Misha has an array of n integers indexed by integers from 1 to n. Let's define palindrome degree of array a as the number of such index pairs (l, r)(1 ≤ l ≤ r ≤ n), that the elements from the l-th to the r-th one inclusive can be rearranged in such a way that the whole array will be a palindrome. In other words, pair (l, r) should meet the condition that after some rearranging of numbers on positions from l to r, inclusive (it is allowed not to rearrange the numbers at all), for any 1 ≤ i ≤ n following condition holds: a[i] = a[n - i + 1].
Your task is to find the palindrome degree of Misha's array.

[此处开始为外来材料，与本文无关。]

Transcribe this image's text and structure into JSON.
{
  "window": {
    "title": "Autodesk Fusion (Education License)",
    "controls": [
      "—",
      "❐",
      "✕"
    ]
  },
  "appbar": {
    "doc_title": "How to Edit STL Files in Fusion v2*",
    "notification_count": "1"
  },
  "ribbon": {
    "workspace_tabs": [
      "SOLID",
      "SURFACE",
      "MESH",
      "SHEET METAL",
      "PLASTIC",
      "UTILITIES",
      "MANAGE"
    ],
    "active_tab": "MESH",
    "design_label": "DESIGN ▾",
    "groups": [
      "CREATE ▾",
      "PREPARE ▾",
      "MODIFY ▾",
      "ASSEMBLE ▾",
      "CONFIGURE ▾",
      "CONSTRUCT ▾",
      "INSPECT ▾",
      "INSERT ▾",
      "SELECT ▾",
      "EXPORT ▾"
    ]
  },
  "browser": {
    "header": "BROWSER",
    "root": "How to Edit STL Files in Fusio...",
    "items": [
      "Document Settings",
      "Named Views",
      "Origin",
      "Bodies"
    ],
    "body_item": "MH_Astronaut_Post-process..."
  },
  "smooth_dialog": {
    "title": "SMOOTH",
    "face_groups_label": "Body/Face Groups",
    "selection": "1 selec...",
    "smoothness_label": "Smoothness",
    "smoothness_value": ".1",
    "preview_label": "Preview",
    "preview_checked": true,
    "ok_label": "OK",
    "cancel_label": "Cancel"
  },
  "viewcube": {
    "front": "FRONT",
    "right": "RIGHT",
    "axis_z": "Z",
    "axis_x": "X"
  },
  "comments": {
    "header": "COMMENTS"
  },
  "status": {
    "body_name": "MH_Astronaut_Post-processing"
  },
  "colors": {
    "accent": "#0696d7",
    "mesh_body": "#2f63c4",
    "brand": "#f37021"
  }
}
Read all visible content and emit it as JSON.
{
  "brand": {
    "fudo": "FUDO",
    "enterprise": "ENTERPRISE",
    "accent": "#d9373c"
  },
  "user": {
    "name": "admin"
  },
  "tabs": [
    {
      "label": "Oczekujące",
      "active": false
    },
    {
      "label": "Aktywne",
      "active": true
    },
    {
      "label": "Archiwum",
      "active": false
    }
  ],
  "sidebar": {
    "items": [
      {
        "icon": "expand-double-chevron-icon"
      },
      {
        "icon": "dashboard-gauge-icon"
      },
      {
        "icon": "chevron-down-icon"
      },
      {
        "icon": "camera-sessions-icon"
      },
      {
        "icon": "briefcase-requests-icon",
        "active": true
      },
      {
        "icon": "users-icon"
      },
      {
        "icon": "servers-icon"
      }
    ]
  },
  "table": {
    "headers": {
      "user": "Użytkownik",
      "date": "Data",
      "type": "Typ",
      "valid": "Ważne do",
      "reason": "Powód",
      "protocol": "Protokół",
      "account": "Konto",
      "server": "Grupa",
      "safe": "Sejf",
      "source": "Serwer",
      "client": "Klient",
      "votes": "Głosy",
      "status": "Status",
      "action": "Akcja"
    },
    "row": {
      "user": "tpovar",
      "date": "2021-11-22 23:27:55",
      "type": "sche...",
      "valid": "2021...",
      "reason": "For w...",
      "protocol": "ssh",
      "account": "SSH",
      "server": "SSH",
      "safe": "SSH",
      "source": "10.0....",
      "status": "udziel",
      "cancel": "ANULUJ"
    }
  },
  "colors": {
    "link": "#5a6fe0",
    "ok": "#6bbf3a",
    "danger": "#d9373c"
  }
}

The first line contains integer n (1 ≤ n ≤ 105).
The second line contains n positive integers a[i] (1 ≤ a[i] ≤ n), separated by spaces — the elements of Misha's array.
In a single line print the answer to the problem.
3 2 2 2
6
6 3 6 5 3 3 5
0
5 5 5 2 5 2
4
In the first sample test any possible pair (l, r) meets the condition.
In the third sample test following pairs (1, 3), (1, 4), (1, 5), (2, 5) meet the condition.
题意:给n个不超过n的数,取其中一段区间进行重新排列,使之成为回文串,求有多少种方案数?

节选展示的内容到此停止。